If autoregulation is intact, the second tier of ICP management includes using vasopressors or fluid boluses to increase CPP. Regardless of autoregulation status, other second tier interventions are a trial of neuromuscular paralysis and mild hypocapnia (32–35 mmHg). Tier three interventions are barbiturate coma and hypothermia to 35 °C.

It is rare that a diffuse injury, or even large contusions, will cause elevated ICP acutely. The intracranial hypertension typically develops over the next few days as the contusions blossom and the brain become edematous. However, a large contusion causing mass effect and midline shift may require surgical intervention. A declining neurologic exam, pupil asymmetry, or refractory elevated ICP are indications for surgery with a unilateral mass lesion. The operative approach is a large frontotemporoparietal decompressive hemicraniectomy no smaller than 12 × 15 cm. The contusion itself should not be evacuated, as this can lead to uncontrollable intraoperative hemorrhage. The surgical goal is bony decompression alone. Conversely, bifrontal decompressive craniectomy for intracranial hypertension secondary to diffuse injury without a focal mass lesion is not recommended based on the DECRA study [25].

Patients with a pure DAI without contusions rarely develop increased ICP, and monitoring can typically be discontinued after 2–3 days. We typically remove the parenchymal monitor after this trial, which allows the patient to undergo an MRI to help with prognosis. The EVD is MRI compatible and may be left for a few more days to ensure no ICP elevations develop. If the clinical and radiographic pictures indicate the patient will need an early tracheostomy and percutaneous gastronomy tube, keeping the EVD allows for continued ICP monitoring during these procedures.

The patient in the clinical scenario had a neurological exam remained stable. On the second night, her pupil reactivity index began trending downward. She responded to mannitol 50 g with a return to baseline. However, she progressed to develop a waxing and waning neurologic exam, prompting placement of triple monitoring (EVD/parenchymal monitor and brain tissue oxygen monitor). She had a prolonged ICU stay, with intermittent episodes of elevated ICP. These were treated with alternating CSF drainage and hyperosmolar therapy. She was eventually able to return to work 4 months after her accident.

5 Clinical Pearls

  • Acute intracranial pathology is to be suspected in any patient presenting with altered mental status after trauma.
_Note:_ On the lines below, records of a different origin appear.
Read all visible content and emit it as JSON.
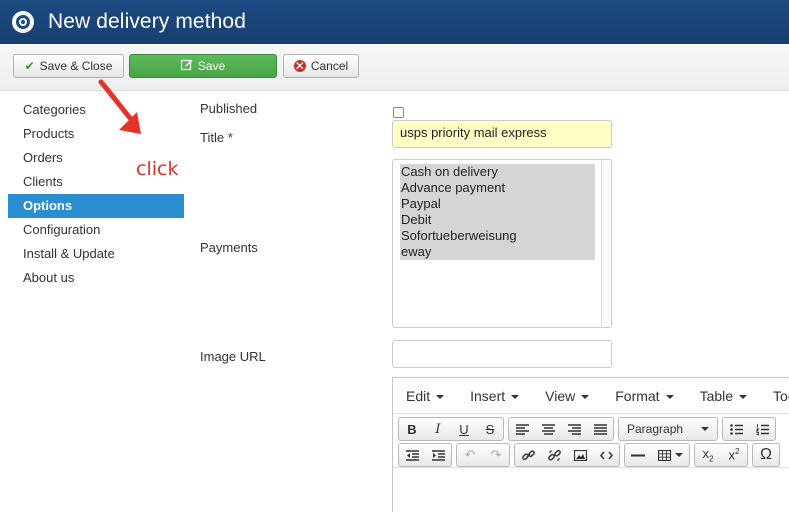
{
  "header": {
    "title": "New delivery method"
  },
  "toolbar": {
    "save_close_label": "Save & Close",
    "save_label": "Save",
    "cancel_label": "Cancel"
  },
  "sidebar": {
    "items": [
      {
        "label": "Categories"
      },
      {
        "label": "Products"
      },
      {
        "label": "Orders"
      },
      {
        "label": "Clients"
      },
      {
        "label": "Options",
        "active": true
      },
      {
        "label": "Configuration"
      },
      {
        "label": "Install & Update"
      },
      {
        "label": "About us"
      }
    ]
  },
  "annotation": {
    "text": "click",
    "color": "#e53228"
  },
  "form": {
    "published_label": "Published",
    "published_checked": false,
    "title_label": "Title *",
    "title_value": "usps priority mail express",
    "payments_label": "Payments",
    "payments_options": [
      "Cash on delivery",
      "Advance payment",
      "Paypal",
      "Debit",
      "Sofortueberweisung",
      "eway"
    ],
    "image_url_label": "Image URL",
    "image_url_value": ""
  },
  "editor": {
    "menus": [
      "Edit",
      "Insert",
      "View",
      "Format",
      "Table",
      "Too"
    ],
    "format_select": "Paragraph"
  },
  "colors": {
    "header_bg": "#1c4a83",
    "active_item_bg": "#2a8ed0",
    "save_button_bg": "#46a546",
    "title_input_bg": "#ffffc6"
  }
}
Contusions and diffuse brain injury are typically apparent on initial imaging workup, but more advanced imaging, such as MRI, are required to show the full extent of the damage.

  • ATLS protocols should guide initial management for an obtunded patient. Once stabilized. Invasive intracranial monitoring—preferably by external ventricular drain—should be initiated. Management of elevated ICP should follow a tiered protocol.

  • Mass lesions causing elevated intracranial pressure should are candidates for surgical intervention. However, two large trials have failed to show improved outcomes with decompressive craniectomy in the setting of refractory ICP elevations.